WP5 – Data integration and Outreach

Leads: Anne de Vernal, Elizabeth Thomas and Émilie Gauthier

WP5 will capitalize on results of previous WPs to integrate multidisciplinary perception and representation of global change in the ASNA. It aims at providing an integrated picture from objectively analyzed climate and paleoclimate to perception by humans and numerical modelling. The central issue we address here is the relationship between climate variations, extreme events and cultural changes, including population movements and artistic representations.  A subsidiary issue is the vulnerability of communities.       

The analyses of proxy-based estimates of climate parameters (surface air temperature, precipitation, sea-surface temperature, sea ice cover) will allow to address these questions:  

  1. How has regional climate changed during the late Holocene across the ASNA region?  
  2. What could be the most determinant forcing and mechanisms accounting for climate variability locally and regionally?  
  3. What was the interplay between climate and sea ice, and how did this influence ecosystem functioning, notably in coastal settings?

Main tasks

Integrating knowledge will be done through inter-disciplinary questions, which will be the topic of collective papers. One will be “Is there a threshold or tipping point in climate that explains cultural transition across NA through time?”

Archiving paleoecological data (chironomids, pollen, spores, diatoms, dinocysts, etc.) and climate-paleoclimate data, and developing of a web-interface for data consulting.

Building a database of contemporary and traditional design solutions for circumpolar cultures. We seek to better define and contribute to the parameters of good northern design.

Organization of workshops and panels bringing together specialists, representatives of governmental and non-governmental organizations, students and partners, to address questions such as the cultural contribution to Arctic climate studies or the ethical aspects of indigenous contribution to culture and climate studies. For these workshops, multilingual publications will be produced and published, notably by the Presses de l’Université du Québec within the books series “Droit de Pôle”.
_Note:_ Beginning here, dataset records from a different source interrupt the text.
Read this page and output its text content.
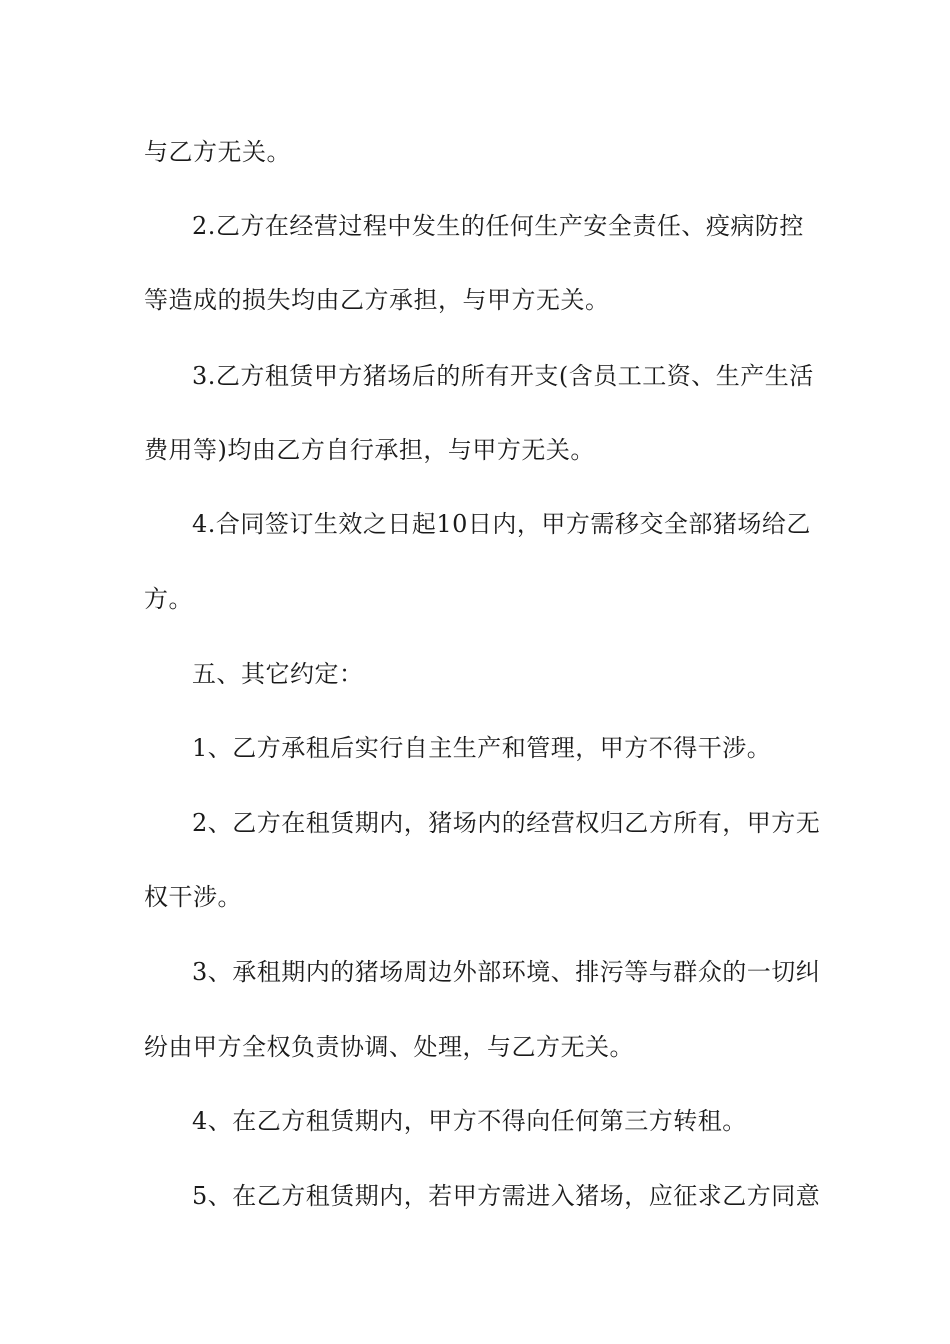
与乙方无关。
2.乙方在经营过程中发生的任何生产安全责任、疫病防控
等造成的损失均由乙方承担，与甲方无关。
3.乙方租赁甲方猪场后的所有开支(含员工工资、生产生活
费用等)均由乙方自行承担，与甲方无关。
4.合同签订生效之日起10日内，甲方需移交全部猪场给乙
方。
五、其它约定：
1、乙方承租后实行自主生产和管理，甲方不得干涉。
2、乙方在租赁期内，猪场内的经营权归乙方所有，甲方无
权干涉。
3、承租期内的猪场周边外部环境、排污等与群众的一切纠
纷由甲方全权负责协调、处理，与乙方无关。
4、在乙方租赁期内，甲方不得向任何第三方转租。
5、在乙方租赁期内，若甲方需进入猪场，应征求乙方同意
Outreach and educational activities include (1) a general public book about how climate changes of the past are documented and how such knowledge may help communities to prepare for the future, (2) multisectorial Nordic day symposium organized in collaboration with the International Laboratory for the Comparative Multidisciplinary Study of Representation of the North and the Portail de la recherche nordique et arctique de l’Université du Québec à Montréal to bring together researchers, professors, artists and students, (3) discussions with northern communities and general public for developing an international cooperation, training of graduate students, cooperation with civil organizations, cross-cutting links with science and regional planning, as well as dissemination objectives to the scientific and general public.